Script above will create a volume using a kubernetes cluster:
- On a host path of /home/app/copy
- It will have a capacity of 1Gb.
- It can be mounted as ReadWrite once (i.e. by a single pod)
Now let’s use this storage volume with busybox container to copy from another persistent volume.
That was for a target / new volume where a files will be copied. Now let’s see a Persistent Volume for source (old volume) from where a content will be copied.
# pv and PVC for Old Volume
apiVersion: v1
kind: PersistentVolume
metadata:
name: postgres-pv
namespace: dj-kubernetes
spec:
capacity:
storage: 1Gi
accessModes:
- ReadWriteOnce
persistentVolumeReclaimPolicy: Retain
storageClassName: local1
hostPath:
path: "/home/app/postgres"
---
apiVersion: v1
kind: PersistentVolumeClaim
metadata:
name: postgres-pvc
namespace: dj-kubernetes
spec:
accessModes:
- ReadWriteOnce
resources:
requests:
storage: 1Gi
storageClassName: local1
So, above is the definition of existing postgres database volume. Claim named postgres-pvc is a volume claim for postgres. Basically it stores the content of postgres database into a hostpath /home/app/postgres.

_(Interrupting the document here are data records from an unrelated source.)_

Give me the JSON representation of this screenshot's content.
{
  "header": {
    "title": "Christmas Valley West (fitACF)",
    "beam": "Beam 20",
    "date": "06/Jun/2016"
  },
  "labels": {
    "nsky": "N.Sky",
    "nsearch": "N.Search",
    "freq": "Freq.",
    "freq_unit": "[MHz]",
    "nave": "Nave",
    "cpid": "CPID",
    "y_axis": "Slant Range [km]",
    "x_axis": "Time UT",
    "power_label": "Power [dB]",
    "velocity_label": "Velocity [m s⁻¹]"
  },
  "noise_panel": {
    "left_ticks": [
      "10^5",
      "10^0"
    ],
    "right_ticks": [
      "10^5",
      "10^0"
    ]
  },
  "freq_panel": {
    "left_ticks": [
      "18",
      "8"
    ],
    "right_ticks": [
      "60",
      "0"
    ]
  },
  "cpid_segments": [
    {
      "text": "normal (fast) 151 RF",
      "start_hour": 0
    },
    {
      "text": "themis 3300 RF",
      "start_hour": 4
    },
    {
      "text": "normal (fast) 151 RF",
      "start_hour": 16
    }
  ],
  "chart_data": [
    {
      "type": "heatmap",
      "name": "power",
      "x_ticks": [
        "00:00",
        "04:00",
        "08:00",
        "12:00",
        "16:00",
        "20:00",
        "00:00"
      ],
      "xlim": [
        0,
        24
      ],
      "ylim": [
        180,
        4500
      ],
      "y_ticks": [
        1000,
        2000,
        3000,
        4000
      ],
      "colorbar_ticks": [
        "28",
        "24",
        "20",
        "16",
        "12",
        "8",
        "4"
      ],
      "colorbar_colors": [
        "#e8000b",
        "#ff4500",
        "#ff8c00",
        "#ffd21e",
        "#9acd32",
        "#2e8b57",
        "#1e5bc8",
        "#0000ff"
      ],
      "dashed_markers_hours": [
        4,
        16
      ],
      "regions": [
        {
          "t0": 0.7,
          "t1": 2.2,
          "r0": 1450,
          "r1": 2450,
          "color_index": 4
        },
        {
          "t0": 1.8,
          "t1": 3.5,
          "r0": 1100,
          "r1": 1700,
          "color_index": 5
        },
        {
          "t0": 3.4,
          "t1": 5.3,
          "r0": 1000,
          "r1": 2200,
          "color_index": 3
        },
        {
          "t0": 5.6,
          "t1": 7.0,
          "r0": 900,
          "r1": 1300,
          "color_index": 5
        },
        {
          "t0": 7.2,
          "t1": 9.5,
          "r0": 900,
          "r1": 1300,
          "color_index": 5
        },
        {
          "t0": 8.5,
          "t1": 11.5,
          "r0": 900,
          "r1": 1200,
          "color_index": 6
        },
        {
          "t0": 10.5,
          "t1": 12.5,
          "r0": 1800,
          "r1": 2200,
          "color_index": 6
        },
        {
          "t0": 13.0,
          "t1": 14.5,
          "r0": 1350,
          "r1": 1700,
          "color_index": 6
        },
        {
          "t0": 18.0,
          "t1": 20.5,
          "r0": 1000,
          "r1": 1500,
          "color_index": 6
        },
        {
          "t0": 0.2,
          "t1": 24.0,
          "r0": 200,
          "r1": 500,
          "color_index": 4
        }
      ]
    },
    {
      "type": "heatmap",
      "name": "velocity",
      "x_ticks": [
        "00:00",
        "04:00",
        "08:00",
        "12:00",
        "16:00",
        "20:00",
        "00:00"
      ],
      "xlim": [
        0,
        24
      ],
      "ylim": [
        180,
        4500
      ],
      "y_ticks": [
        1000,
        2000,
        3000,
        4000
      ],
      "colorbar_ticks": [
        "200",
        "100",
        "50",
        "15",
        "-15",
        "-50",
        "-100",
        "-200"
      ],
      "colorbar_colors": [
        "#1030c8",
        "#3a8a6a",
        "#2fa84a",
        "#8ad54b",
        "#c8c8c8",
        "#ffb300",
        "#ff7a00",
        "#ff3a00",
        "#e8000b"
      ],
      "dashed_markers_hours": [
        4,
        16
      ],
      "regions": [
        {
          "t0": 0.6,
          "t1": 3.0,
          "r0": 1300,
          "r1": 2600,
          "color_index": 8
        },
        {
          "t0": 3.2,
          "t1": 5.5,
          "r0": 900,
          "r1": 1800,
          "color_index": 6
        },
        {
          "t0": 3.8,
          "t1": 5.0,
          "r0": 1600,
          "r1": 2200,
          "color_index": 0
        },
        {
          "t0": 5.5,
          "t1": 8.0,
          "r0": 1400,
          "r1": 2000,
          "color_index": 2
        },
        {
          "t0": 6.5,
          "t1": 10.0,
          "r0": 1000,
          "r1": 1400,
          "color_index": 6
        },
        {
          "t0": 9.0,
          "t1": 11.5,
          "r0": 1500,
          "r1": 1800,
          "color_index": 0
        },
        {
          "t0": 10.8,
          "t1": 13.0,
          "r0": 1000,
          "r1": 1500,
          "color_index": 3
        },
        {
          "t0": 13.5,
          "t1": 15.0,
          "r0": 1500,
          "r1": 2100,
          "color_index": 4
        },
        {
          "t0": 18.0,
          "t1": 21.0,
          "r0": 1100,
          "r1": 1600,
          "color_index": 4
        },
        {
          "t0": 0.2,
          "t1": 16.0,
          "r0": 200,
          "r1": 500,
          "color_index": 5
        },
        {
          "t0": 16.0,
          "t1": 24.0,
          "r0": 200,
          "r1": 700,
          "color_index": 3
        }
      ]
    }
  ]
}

# pvc for new volume with Job to copy content
apiVersion: v1
kind: PersistentVolume
metadata:
name: target-pv
namespace: dj-kubernetes
spec:
capacity:
storage: 1Gi
accessModes:
- ReadWriteOnce
persistentVolumeReclaimPolicy: Retain
storageClassName: local10
hostPath:
path: "/home/app/copy"
---
apiVersion: v1
kind: PersistentVolumeClaim
metadata:
name: target-pvc
namespace: dj-kubernetes
spec:
accessModes:
- ReadWriteOnce
resources:
requests:
storage: 1Gi
storageClassName: local10
---
apiVersion: batch/v1
kind: Job
metadata:
name: copy-postgres-data
namespace: dj-kubernetes
spec:
template:
spec:
restartPolicy: Never
volumes:
- name: source-volume
persistentVolumeClaim:
claimName: postgres-pvc
- name: target-volume
persistentVolumeClaim:
claimName: target-pvc
containers:
- name: copy-container
image: eeacms/rsync
command: ["sh", "-c", "rsync -av --progress --no-perms --ignore-existing /source/ /target/"]
volumeMounts:
- mountPath: /source
name: source-volume
- mountPath: /target
name: target-volume
Notice two volumeMounts:
template:
spec:
restartPolicy: Never
volumes:
- name: source-volume
persistentVolumeClaim:
claimName: postgres-pvc
- name: target-volume
persistentVolumeClaim:
claimName: target-pvc
containers:
- name: copy-container
image: eeacms/rsync
command: ["sh", "-c", "rsync -av --progress --no-perms --ignore-existing /source/ /target/"]
volumeMounts:
- mountPath: /source
name: source-volume
- mountPath: /target
name: target-volume
Here we are using eeacms/rsync docker image to execute a command
rsync -av --progress --no-perms --ignore-existing /source/ /target/
Where source is a mount path for source storage i.e. our old volume while target is a mount path for target or new volume. We have two claim names, target-pvc and postgres-pvc which are basically used to allocate a volume inside the container / pod.